Monks,
I want to know if a hash is empty. Since I'll be doing it very often,
I want is to perform as fast as possible. The
defined section of
perlfunc says:
if (%a_hash) { print "has hash members\n" }
To my surprise
Benchmark,
says that
if(keys %hash) is roughy
5 times faster
than
if(%hash).
Less surprisingly, it also seems that
if (scalar(%hash)) and
if
(%hash) performs equally fast, and that
if (scalar(keys %hash))
and
if(keys %hash) also performs equally fast.
#!/usr/bin/perl -sw
use strict;
use Benchmark;
our $HASHSIZE ||= 1e3;
our $ITERATIONS ||= 1e7;
my %hash = ();
# Init hash
for (my $i=0; $i<$HASHSIZE; $i++) {
$hash{$i} = 1;
}
timethese($ITERATIONS,
{
_keys => sub {
if (keys %hash) { ; }
},
_scalar_keys => sub {
if (scalar(keys %hash)) { ; }
},
_scalar => sub {
if (scalar(%hash)) { ; }
},
_if => sub {
if (%hash) { ; }
},
}
);
__END__
=pod
=head1 NAME
bm_hash_emptiness.pl - benchmark hash emptiness tests.
=head1 SYNOPSIS
./bm_hash_emptiness.pl -ITERATIONS=1e7 -HASHSIZE=1e4
=head1 RESULTS
$ ./bm_hash_emptiness.pl -ITERATIONS=1e7 -HASHSIZE=1e4
Benchmark: timing 1e7 iterations of _if, _keys, _scalar, _scalar_key
+s...
_if: 14 wallclock secs (14.65 usr + 0.01 sys = 14.66 CPU)

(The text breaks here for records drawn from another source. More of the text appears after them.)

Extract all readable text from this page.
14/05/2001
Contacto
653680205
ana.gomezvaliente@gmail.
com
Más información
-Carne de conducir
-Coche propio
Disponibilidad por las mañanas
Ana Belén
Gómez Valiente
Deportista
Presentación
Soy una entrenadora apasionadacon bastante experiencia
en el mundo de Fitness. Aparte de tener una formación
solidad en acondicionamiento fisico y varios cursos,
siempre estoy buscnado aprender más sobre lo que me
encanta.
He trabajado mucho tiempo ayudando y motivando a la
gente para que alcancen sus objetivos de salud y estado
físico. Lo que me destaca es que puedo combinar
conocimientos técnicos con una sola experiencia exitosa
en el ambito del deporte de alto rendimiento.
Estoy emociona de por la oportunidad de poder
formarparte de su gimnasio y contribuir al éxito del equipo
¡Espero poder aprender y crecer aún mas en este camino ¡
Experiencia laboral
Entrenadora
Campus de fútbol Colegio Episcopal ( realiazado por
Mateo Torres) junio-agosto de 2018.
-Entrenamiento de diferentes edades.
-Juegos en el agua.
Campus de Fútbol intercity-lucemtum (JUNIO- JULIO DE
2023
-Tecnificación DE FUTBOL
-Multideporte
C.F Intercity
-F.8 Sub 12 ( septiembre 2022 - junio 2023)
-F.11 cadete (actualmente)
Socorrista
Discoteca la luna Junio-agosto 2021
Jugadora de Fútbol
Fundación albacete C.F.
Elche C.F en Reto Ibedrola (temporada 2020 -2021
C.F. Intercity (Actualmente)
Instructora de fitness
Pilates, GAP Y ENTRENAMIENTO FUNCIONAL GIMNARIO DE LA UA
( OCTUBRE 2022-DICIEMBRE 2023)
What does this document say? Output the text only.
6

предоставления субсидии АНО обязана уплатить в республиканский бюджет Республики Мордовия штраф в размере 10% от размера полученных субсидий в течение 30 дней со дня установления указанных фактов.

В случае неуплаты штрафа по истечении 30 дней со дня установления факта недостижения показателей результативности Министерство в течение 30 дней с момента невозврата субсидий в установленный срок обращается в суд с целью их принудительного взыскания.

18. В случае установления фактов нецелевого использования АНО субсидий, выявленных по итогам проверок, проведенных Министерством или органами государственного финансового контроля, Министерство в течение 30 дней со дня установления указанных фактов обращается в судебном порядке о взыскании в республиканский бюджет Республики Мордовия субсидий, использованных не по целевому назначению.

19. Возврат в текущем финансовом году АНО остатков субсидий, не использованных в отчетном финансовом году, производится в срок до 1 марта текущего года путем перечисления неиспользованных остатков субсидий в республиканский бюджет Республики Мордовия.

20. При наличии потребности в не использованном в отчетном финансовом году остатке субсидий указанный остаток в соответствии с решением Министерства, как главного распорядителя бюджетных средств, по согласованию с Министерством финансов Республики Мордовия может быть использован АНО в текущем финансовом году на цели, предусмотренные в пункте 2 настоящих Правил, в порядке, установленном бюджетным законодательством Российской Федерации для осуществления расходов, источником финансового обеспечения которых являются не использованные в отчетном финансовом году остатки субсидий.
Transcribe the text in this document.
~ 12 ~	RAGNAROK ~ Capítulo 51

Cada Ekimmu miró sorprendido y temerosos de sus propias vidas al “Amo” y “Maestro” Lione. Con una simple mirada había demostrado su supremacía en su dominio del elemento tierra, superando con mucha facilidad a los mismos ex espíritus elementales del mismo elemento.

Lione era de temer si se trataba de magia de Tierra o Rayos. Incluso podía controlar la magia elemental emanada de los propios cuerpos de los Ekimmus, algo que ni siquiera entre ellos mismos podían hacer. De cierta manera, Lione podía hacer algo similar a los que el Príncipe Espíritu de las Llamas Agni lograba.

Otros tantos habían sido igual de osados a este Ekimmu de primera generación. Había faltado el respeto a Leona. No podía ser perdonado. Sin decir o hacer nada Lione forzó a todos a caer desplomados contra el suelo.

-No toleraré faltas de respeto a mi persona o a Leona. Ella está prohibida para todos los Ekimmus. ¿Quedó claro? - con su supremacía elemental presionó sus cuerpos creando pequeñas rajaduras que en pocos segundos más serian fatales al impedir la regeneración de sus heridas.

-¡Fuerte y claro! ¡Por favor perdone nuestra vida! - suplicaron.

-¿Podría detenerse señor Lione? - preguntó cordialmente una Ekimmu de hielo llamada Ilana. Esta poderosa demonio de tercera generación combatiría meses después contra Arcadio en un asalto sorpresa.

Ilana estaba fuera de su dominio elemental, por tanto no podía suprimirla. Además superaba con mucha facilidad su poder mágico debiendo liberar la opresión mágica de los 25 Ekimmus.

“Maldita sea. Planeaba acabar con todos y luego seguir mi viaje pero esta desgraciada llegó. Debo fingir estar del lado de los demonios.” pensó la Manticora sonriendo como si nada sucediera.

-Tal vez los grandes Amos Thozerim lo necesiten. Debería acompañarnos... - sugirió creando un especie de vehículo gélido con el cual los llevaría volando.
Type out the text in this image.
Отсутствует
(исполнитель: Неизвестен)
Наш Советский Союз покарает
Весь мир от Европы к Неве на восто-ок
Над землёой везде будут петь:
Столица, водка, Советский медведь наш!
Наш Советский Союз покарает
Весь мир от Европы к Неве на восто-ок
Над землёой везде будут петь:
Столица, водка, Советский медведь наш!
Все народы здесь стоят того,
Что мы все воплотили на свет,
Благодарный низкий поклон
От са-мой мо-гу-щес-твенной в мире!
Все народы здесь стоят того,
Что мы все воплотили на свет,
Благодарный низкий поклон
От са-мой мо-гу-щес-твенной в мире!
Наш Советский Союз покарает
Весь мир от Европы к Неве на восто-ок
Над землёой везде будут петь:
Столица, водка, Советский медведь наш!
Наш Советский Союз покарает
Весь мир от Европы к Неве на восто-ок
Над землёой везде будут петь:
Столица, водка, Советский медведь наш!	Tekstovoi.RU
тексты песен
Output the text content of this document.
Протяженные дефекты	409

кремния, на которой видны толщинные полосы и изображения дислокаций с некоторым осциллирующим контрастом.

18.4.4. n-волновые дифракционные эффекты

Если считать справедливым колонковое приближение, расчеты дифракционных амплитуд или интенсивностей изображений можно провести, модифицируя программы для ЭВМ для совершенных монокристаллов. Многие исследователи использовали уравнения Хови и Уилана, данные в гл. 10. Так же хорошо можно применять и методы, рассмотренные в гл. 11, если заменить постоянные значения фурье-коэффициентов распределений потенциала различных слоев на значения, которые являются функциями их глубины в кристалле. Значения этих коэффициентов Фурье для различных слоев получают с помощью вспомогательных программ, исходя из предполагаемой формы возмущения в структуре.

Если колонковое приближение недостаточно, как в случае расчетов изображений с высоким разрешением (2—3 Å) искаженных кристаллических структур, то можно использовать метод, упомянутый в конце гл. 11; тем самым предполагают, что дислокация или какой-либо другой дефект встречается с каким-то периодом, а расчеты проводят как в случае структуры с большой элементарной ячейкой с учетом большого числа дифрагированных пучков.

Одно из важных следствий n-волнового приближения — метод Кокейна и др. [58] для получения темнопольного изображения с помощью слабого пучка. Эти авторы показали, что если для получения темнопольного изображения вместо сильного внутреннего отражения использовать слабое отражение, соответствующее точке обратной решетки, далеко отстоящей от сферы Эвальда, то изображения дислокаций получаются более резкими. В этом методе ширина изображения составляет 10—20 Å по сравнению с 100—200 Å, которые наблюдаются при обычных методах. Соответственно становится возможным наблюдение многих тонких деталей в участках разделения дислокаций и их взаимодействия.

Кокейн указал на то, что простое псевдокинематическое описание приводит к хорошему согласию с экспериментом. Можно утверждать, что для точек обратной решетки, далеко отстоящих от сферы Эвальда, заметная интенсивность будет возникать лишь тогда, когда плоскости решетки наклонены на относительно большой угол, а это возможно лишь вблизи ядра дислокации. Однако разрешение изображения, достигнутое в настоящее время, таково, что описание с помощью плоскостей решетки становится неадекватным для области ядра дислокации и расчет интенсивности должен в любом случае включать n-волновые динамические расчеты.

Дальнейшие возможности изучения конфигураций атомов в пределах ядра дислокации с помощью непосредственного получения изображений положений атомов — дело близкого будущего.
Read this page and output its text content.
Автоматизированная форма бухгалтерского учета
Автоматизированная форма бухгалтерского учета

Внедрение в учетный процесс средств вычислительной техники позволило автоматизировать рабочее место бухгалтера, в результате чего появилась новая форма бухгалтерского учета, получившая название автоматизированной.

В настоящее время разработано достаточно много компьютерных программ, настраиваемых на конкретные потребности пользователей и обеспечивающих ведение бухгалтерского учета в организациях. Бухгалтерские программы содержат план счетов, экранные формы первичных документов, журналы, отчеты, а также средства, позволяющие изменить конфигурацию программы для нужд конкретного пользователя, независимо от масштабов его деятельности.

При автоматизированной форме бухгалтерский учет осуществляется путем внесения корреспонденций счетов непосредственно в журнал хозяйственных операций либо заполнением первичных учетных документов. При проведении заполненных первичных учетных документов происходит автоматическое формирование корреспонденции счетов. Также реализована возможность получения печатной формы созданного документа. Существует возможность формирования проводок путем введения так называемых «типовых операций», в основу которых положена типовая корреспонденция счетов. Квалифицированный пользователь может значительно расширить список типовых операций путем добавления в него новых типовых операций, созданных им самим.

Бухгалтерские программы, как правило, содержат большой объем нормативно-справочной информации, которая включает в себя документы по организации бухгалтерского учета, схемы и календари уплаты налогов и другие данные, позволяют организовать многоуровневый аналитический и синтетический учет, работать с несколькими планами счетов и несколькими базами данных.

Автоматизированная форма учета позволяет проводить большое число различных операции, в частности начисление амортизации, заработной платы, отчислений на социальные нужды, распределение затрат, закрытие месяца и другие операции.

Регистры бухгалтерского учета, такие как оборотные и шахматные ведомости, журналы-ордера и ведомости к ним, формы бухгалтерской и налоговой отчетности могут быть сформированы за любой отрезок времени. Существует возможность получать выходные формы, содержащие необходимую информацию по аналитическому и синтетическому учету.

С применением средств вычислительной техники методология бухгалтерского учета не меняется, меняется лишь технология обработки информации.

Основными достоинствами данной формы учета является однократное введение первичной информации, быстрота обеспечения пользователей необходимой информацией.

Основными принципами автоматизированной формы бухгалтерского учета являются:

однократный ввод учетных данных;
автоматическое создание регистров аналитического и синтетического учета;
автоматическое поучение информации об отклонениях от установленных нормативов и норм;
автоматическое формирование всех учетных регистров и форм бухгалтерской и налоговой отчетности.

_keys: 2 wallclock secs ( 1.99 usr + 0.00 sys = 1.99 CPU)
_scalar: 16 wallclock secs (15.03 usr + 0.01 sys = 15.04 CPU)
_scalar_keys: 2 wallclock secs ( 2.40 usr + 0.00 sys = 2.40 CPU)
=head SEE ALSO
perlfunc
=cut
Should I stick to the
advice from
perlfunc and use
if (%hash) even when it seems to be slower than the alternative?